Suggested placements:
- Chapter 2 or 3: Establish empirical baseline—AI displacement is happening now (14% figure)
- Chapter 5 or 8: Gender disparity as equity concern in UBI discussions
- Chapter 11 or 12: Wage complementarity evidence; debate about whether displacement is inevitable or policy-contingent
- Chapter 1 or 6: Entry-level collapse as distinct from historical automation fears
- Chapter 14: Data on public concern (66% unemployment worry, 52% youth concern) as evidence of real anxiety
Connections
Core to the manuscript's argument that material risks are real and require policy response:
- automation-and-displacement – Current trajectory and acceleration
- work-disincentive – Fear driving resistance to change
- identity-through-work – Career identity at risk, not just income
- universal-basic-income – Policy response to displacement
Notes
Strengths: Current, specific data with citation trail. The wage-complementarity finding is particularly valuable as it complicates the simple "job loss" narrative.

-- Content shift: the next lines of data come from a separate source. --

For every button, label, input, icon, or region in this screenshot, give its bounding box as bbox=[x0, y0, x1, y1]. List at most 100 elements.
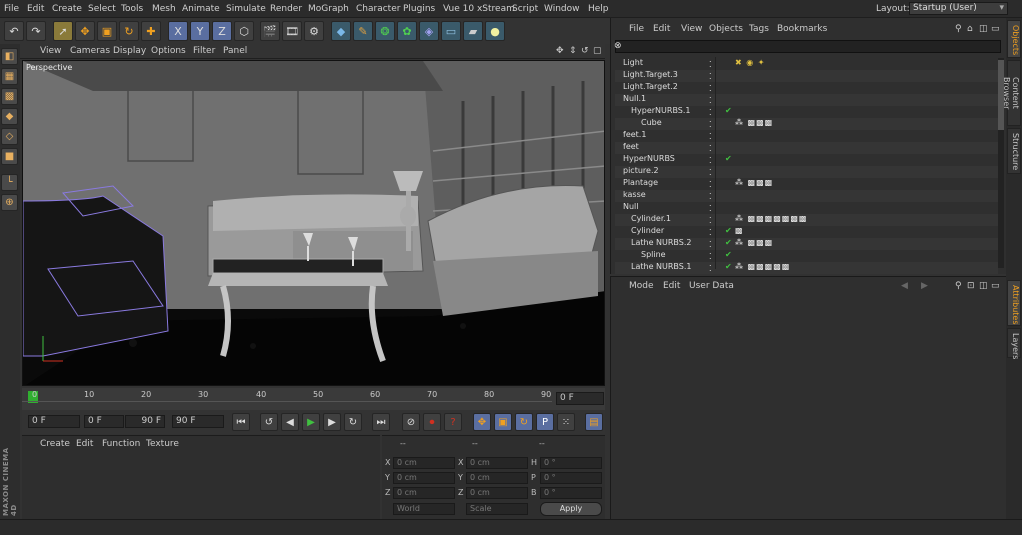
key-point-level-icon[interactable]: ⁙ bbox=[557, 413, 575, 431]
start-frame-field[interactable]: 0 F bbox=[28, 415, 80, 428]
object-row[interactable]: HyperNURBS ⁚ ✔ bbox=[615, 154, 998, 166]
object-row[interactable]: picture.2 ⁚ bbox=[615, 166, 998, 178]
points-mode-icon[interactable]: ◆ bbox=[1, 108, 18, 125]
object-row[interactable]: feet ⁚ bbox=[615, 142, 998, 154]
size-z-field[interactable]: 0 cm bbox=[466, 487, 528, 499]
previous-key-icon[interactable]: ↺ bbox=[260, 413, 278, 431]
object-row[interactable]: Plantage ⁚ ⁂ ▩▩▩ bbox=[615, 178, 998, 190]
apply-button[interactable]: Apply bbox=[540, 502, 602, 516]
key-scale-icon[interactable]: ▣ bbox=[494, 413, 512, 431]
object-tags[interactable]: ✖ ◉ ✦ bbox=[735, 58, 765, 67]
object-menu-objects[interactable]: Objects bbox=[709, 24, 743, 34]
size-mode-select[interactable]: Scale bbox=[466, 503, 528, 515]
world-coordinate-icon[interactable]: ⬡ bbox=[234, 21, 254, 41]
object-row[interactable]: Spline ⁚ ✔ bbox=[615, 250, 998, 262]
menu-tools[interactable]: Tools bbox=[121, 4, 143, 14]
attribute-menu-user-data[interactable]: User Data bbox=[689, 281, 734, 291]
object-row[interactable]: Null ⁚ bbox=[615, 202, 998, 214]
menu-plugins[interactable]: Plugins bbox=[403, 4, 435, 14]
pen-icon[interactable]: ✎ bbox=[353, 21, 373, 41]
array-icon[interactable]: ✿ bbox=[397, 21, 417, 41]
rotate-icon[interactable]: ↻ bbox=[119, 21, 139, 41]
render-picture-queue-icon[interactable]: 🎞 bbox=[282, 21, 302, 41]
menu-script[interactable]: Script bbox=[512, 4, 538, 14]
attribute-search-icon[interactable]: ⚲ bbox=[955, 281, 962, 291]
object-row[interactable]: Light.Target.3 ⁚ bbox=[615, 70, 998, 82]
x-axis-icon[interactable]: X bbox=[168, 21, 188, 41]
rotation-b-field[interactable]: 0 ° bbox=[540, 487, 602, 499]
keyframe-selection-icon[interactable]: ⊘ bbox=[402, 413, 420, 431]
light-icon[interactable]: ● bbox=[485, 21, 505, 41]
key-position-icon[interactable]: ✥ bbox=[473, 413, 491, 431]
go-to-start-icon[interactable]: ⏮ bbox=[232, 413, 250, 431]
tab-layers[interactable]: Layers bbox=[1007, 328, 1021, 359]
nurbs-icon[interactable]: ❂ bbox=[375, 21, 395, 41]
attribute-menu-edit[interactable]: Edit bbox=[663, 281, 680, 291]
attribute-new-icon[interactable]: ▭ bbox=[991, 281, 1000, 291]
current-frame-field[interactable]: 0 F bbox=[556, 392, 604, 405]
object-menu-tags[interactable]: Tags bbox=[749, 24, 769, 34]
menu-edit[interactable]: Edit bbox=[27, 4, 44, 14]
render-settings-icon[interactable]: ⚙ bbox=[304, 21, 324, 41]
menu-help[interactable]: Help bbox=[588, 4, 609, 14]
redo-icon[interactable]: ↷ bbox=[26, 21, 46, 41]
z-axis-icon[interactable]: Z bbox=[212, 21, 232, 41]
object-tags[interactable]: ⁂ ▩▩▩▩▩▩▩ bbox=[735, 214, 807, 223]
tab-structure[interactable]: Structure bbox=[1007, 128, 1021, 174]
object-row[interactable]: Lathe NURBS.1 ⁚ ✔ ⁂ ▩▩▩▩▩ bbox=[615, 262, 998, 274]
menu-file[interactable]: File bbox=[4, 4, 19, 14]
object-search-bar[interactable] bbox=[615, 40, 1001, 53]
min-frame-field[interactable]: 0 F bbox=[84, 415, 124, 428]
object-menu-edit[interactable]: Edit bbox=[653, 24, 670, 34]
attribute-lock-icon[interactable]: ⊡ bbox=[967, 281, 975, 291]
render-view-icon[interactable]: 🎬 bbox=[260, 21, 280, 41]
material-menu-texture[interactable]: Texture bbox=[146, 439, 179, 449]
object-tags[interactable]: ▩ bbox=[735, 226, 744, 235]
object-row[interactable]: Cylinder.1 ⁚ ⁂ ▩▩▩▩▩▩▩ bbox=[615, 214, 998, 226]
object-tags[interactable]: ⁂ ▩▩▩ bbox=[735, 118, 773, 127]
timeline-icon[interactable]: ▤ bbox=[585, 413, 603, 431]
object-menu-view[interactable]: View bbox=[681, 24, 702, 34]
texture-mode-icon[interactable]: ▩ bbox=[1, 88, 18, 105]
object-row[interactable]: Light.Target.2 ⁚ bbox=[615, 82, 998, 94]
size-x-field[interactable]: 0 cm bbox=[466, 457, 528, 469]
menu-animate[interactable]: Animate bbox=[182, 4, 220, 14]
axis-mode-icon[interactable]: └ bbox=[1, 174, 18, 191]
deformer-icon[interactable]: ◈ bbox=[419, 21, 439, 41]
menu-mesh[interactable]: Mesh bbox=[152, 4, 176, 14]
rotation-h-field[interactable]: 0 ° bbox=[540, 457, 602, 469]
close-icon[interactable]: ⊗ bbox=[614, 41, 622, 51]
scale-icon[interactable]: ▣ bbox=[97, 21, 117, 41]
enabled-check-icon[interactable]: ✔ bbox=[725, 154, 732, 163]
attribute-menu-mode[interactable]: Mode bbox=[629, 281, 654, 291]
lock-icon[interactable]: ▭ bbox=[991, 24, 1000, 34]
viewport-rotate-icon[interactable]: ↺ bbox=[581, 46, 589, 56]
last-tool-icon[interactable]: ✚ bbox=[141, 21, 161, 41]
enabled-check-icon[interactable]: ✔ bbox=[725, 106, 732, 115]
attribute-pin-icon[interactable]: ◫ bbox=[979, 281, 988, 291]
cube-icon[interactable]: ◆ bbox=[331, 21, 351, 41]
forward-arrow-icon[interactable]: ▶ bbox=[921, 281, 928, 291]
menu-simulate[interactable]: Simulate bbox=[226, 4, 266, 14]
previous-frame-icon[interactable]: ◀ bbox=[281, 413, 299, 431]
key-rotation-icon[interactable]: ↻ bbox=[515, 413, 533, 431]
layout-select[interactable]: Startup (User) bbox=[909, 2, 1008, 15]
tab-content-browser[interactable]: Content Browser bbox=[1002, 60, 1021, 126]
material-menu-create[interactable]: Create bbox=[40, 439, 70, 449]
menu-vue-xstream[interactable]: Vue 10 xStream bbox=[443, 4, 515, 14]
object-tags[interactable]: ⁂ ▩▩▩ bbox=[735, 238, 773, 247]
auto-key-icon[interactable]: ? bbox=[444, 413, 462, 431]
object-row[interactable]: Light ⁚ ✖ ◉ ✦ bbox=[615, 58, 998, 70]
next-key-icon[interactable]: ↻ bbox=[344, 413, 362, 431]
position-z-field[interactable]: 0 cm bbox=[393, 487, 455, 499]
menu-render[interactable]: Render bbox=[270, 4, 302, 14]
search-icon[interactable]: ⚲ bbox=[955, 24, 962, 34]
end-frame-field[interactable]: 90 F bbox=[172, 415, 224, 428]
viewport-menu-view[interactable]: View bbox=[40, 46, 61, 56]
model-mode-icon[interactable]: ▦ bbox=[1, 68, 18, 85]
object-row[interactable]: Lathe NURBS.2 ⁚ ✔ ⁂ ▩▩▩ bbox=[615, 238, 998, 250]
enabled-check-icon[interactable]: ✔ bbox=[725, 238, 732, 247]
viewport-menu-display[interactable]: Display bbox=[113, 46, 146, 56]
make-editable-icon[interactable]: ◧ bbox=[1, 48, 18, 65]
object-row[interactable]: Cylinder ⁚ ✔ ▩ bbox=[615, 226, 998, 238]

Limitations: Some projections (2030 figures) are model-dependent and should be treated with uncertainty. The distinction between "tasks displaced" vs. "jobs displaced" is important—a job can lose 60% of its tasks without the worker being displaced. That nuance is mentioned but could be clearer.
Quality: High. This is concrete empirical evidence with a clear evidentiary basis and transparent limitations.
Recommendation: Use the 14% already-displaced figure prominently. Use wage-complementarity evidence to complicate the pure-substitution narrative. Flag gender disparity as equity concern.